The South Korean won slipped below 1,300 per US dollar for the first time in 13 years in onshore spot trading Thursday, breaching the key psychological threshold as recession worries boosted the dollar’s safe-haven appeal.
The won weakened 0.35 percent from the previous session to 1,301.8 per dollar, the lowest close since July 14, 2009, when the won slid to 1,303 during onshore trading hours. The 1,300 mark, last seen in the wake of the 2007-2008 financial crisis, is considered a red flag for the economy.
The main board Kospi fell 28.49 points, or 1.22 percent, from the previous session to close at 2,314.32 Thursday, marking a 19-month low after hitting an intraday low of 2,306.48, also a new 52-week low.
Aggressive moves by the US Federal Reserve to tame red-hot inflation at the risk of an economic downturn were believed to have prompted a sell-off by foreigners, who hold about one-third of Korean stocks. The Fed last week raised interest rates by 75 basis points, its biggest hike in 28 years.
"We are not trying to provoke, and I don’t think we will need to provoke, a recession,” US central bank chief Jerome Powell said Wednesday at a hearing before the US Senate Banking Committee.
A recession was “certainly a possibility,” he said, noting he will be looking for evidence of a slowdown in prices before the central bank eases up on the pace of rate hikes.
Powell, who did not rule out a raise of a full 100 basis points if persistent inflation warrants it, backed steep hikes at the board meetings to come this year, saying the economic outlook will be the key factor affecting the decision.
Meanwhile, Finance Minister Choo Kyung-ho convened an emergency meeting of economic chiefs, where the fiscal chief, who doubles as deputy prime minister, vowed to address increasing market volatility and minimize negative impact from a depreciating won.
“The government will also make policy efforts to ease demand-supply imbalances in the market,” he said.

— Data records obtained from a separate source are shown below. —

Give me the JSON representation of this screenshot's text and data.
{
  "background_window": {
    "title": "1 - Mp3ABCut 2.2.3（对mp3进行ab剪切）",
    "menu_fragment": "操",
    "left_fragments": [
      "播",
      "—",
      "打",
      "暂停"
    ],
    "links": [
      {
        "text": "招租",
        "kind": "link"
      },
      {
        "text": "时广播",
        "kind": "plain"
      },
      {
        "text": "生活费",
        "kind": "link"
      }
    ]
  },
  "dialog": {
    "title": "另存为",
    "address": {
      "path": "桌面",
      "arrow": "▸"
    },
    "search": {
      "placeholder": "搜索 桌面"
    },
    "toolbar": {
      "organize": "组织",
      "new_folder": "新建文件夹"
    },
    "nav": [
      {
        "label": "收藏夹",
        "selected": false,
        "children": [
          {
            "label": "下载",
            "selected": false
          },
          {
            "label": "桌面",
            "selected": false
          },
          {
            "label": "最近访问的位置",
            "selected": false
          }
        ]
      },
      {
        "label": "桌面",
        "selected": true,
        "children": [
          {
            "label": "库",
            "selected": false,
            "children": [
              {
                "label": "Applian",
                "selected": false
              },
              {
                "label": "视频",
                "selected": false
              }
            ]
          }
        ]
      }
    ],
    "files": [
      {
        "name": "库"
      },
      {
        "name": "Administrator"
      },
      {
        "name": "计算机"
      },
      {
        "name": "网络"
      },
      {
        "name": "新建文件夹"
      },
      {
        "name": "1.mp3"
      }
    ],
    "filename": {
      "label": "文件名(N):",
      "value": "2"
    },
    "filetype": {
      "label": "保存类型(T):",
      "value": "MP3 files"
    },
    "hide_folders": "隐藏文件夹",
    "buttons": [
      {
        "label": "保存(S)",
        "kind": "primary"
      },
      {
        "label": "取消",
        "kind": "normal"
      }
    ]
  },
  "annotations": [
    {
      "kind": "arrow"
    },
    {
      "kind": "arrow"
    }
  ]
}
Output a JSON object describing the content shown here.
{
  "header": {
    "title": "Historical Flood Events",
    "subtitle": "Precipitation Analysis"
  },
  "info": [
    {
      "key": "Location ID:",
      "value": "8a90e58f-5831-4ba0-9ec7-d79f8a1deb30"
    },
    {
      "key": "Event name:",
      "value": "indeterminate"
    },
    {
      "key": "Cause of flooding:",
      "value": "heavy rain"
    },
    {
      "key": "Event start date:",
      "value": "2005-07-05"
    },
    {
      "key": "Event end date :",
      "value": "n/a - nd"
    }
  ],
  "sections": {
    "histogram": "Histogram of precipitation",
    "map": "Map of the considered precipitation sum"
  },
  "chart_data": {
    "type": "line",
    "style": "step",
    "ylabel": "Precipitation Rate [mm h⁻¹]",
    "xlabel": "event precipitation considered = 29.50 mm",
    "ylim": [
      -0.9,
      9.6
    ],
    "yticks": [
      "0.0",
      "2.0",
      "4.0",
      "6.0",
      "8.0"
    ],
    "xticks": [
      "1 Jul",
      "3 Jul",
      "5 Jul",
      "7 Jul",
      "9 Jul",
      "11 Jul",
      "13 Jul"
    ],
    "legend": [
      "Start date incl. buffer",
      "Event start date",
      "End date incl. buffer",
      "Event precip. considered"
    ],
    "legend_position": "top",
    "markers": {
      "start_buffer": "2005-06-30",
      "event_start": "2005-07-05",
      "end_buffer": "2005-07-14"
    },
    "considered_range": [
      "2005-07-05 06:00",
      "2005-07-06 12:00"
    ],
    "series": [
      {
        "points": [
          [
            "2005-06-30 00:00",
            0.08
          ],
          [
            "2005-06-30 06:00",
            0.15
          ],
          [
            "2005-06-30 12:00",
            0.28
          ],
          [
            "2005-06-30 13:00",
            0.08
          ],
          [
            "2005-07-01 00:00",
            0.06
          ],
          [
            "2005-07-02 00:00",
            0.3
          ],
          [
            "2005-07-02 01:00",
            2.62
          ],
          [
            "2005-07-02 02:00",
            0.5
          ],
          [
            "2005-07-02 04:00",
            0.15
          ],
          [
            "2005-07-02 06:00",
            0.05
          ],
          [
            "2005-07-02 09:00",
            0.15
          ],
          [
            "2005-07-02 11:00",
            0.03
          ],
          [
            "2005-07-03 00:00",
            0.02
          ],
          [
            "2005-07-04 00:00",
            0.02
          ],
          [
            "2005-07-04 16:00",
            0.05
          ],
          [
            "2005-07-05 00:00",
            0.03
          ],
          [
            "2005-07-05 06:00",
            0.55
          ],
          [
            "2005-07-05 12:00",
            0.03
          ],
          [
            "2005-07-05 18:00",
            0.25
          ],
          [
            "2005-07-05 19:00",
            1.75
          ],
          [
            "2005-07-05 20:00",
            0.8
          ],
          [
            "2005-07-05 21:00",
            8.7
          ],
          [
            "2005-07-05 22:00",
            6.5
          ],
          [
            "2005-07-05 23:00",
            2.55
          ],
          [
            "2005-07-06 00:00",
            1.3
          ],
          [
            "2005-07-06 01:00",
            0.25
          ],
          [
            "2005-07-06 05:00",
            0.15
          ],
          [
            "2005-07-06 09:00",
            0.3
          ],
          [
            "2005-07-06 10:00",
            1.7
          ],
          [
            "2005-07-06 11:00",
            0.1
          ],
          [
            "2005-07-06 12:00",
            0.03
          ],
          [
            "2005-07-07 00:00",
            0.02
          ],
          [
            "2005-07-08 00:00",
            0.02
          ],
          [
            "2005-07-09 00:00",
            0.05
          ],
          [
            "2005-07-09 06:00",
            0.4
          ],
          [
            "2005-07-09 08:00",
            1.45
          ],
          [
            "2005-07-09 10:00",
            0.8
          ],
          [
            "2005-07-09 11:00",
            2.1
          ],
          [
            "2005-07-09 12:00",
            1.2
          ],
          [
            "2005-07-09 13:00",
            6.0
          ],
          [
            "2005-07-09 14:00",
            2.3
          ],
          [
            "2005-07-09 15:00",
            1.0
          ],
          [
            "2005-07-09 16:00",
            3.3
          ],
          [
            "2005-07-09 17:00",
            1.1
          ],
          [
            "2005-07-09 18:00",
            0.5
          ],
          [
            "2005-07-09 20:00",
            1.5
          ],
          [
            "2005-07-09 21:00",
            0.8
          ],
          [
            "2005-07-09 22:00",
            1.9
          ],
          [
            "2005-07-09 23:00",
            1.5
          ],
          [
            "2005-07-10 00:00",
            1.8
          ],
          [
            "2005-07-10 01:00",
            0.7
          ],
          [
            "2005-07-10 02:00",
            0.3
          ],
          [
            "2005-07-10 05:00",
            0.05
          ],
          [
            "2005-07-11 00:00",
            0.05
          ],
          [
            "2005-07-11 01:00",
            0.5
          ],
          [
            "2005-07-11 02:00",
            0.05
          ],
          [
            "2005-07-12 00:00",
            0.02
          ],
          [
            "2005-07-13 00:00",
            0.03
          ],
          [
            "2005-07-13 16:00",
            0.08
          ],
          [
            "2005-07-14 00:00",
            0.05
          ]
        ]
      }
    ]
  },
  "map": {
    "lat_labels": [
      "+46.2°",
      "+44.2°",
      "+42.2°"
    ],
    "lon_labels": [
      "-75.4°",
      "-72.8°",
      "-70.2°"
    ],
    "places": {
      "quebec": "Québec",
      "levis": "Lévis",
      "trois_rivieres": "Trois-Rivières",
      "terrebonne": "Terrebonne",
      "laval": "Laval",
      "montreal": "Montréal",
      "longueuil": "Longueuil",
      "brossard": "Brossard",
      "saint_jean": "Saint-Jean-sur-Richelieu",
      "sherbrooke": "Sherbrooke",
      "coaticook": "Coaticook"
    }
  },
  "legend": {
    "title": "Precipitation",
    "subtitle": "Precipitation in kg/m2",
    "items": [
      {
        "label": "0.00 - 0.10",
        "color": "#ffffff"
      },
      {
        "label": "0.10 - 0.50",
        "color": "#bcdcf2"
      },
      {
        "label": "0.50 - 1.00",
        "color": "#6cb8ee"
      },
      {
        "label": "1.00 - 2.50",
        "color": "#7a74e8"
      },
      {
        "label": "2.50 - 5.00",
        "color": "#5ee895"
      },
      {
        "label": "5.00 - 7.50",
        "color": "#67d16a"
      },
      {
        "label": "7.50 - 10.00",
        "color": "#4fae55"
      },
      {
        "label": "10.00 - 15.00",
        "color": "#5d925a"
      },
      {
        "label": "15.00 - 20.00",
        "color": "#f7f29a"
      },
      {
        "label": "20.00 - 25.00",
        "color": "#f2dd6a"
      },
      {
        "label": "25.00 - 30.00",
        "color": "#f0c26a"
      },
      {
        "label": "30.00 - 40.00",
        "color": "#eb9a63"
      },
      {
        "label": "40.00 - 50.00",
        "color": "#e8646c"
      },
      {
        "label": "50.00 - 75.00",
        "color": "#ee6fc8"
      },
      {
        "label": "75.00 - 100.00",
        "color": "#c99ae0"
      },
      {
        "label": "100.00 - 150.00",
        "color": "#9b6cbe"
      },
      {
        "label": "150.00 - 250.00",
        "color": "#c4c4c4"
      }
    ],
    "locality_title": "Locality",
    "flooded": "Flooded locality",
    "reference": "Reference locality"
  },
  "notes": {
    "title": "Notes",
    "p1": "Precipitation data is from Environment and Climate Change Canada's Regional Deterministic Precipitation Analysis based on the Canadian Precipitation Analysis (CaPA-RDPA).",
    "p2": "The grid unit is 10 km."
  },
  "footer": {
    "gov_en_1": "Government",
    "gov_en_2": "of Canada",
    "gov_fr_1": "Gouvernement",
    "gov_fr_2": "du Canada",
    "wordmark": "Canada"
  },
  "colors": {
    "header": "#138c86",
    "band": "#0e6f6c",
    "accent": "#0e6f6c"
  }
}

Choo has described the economic woes Korea is facing as a “full-blown crisis,” calling for a calibrated approach to avoid a growth slowdown as the government tries to bring down surging prices.
The Bank of Korea warned this week that consumer prices this year could top the 4.7 percent marked in 2008, the highest level in the last 20 years, on rising materials and food costs globally.
At a local forum Thursday, Lee Seung-heon, senior deputy governor of the central bank, signaled the central bank likewise could back a steeper-than-expected rate hike in July when the board meets.
The bank usually changes the rate by increments of 25 basis points, but is emboldened to lift it higher to control soaring prices and prevent capital outflows fleeing for better interest rates in the US. The BOK will fall short of the Fed’s target rate by year-end if it follows the tradition.
“Our mission is to tame prices and for us to do that and prevent instability, we need to be proactive in how we manage our monetary policies,” Lee said.
The BOK said inflation would peak by the third quarter of this year, though its chief acknowledged uncertainties like fallout from Russia’s invasion of Ukraine require him to look at multiple factors for a big-step rate hike.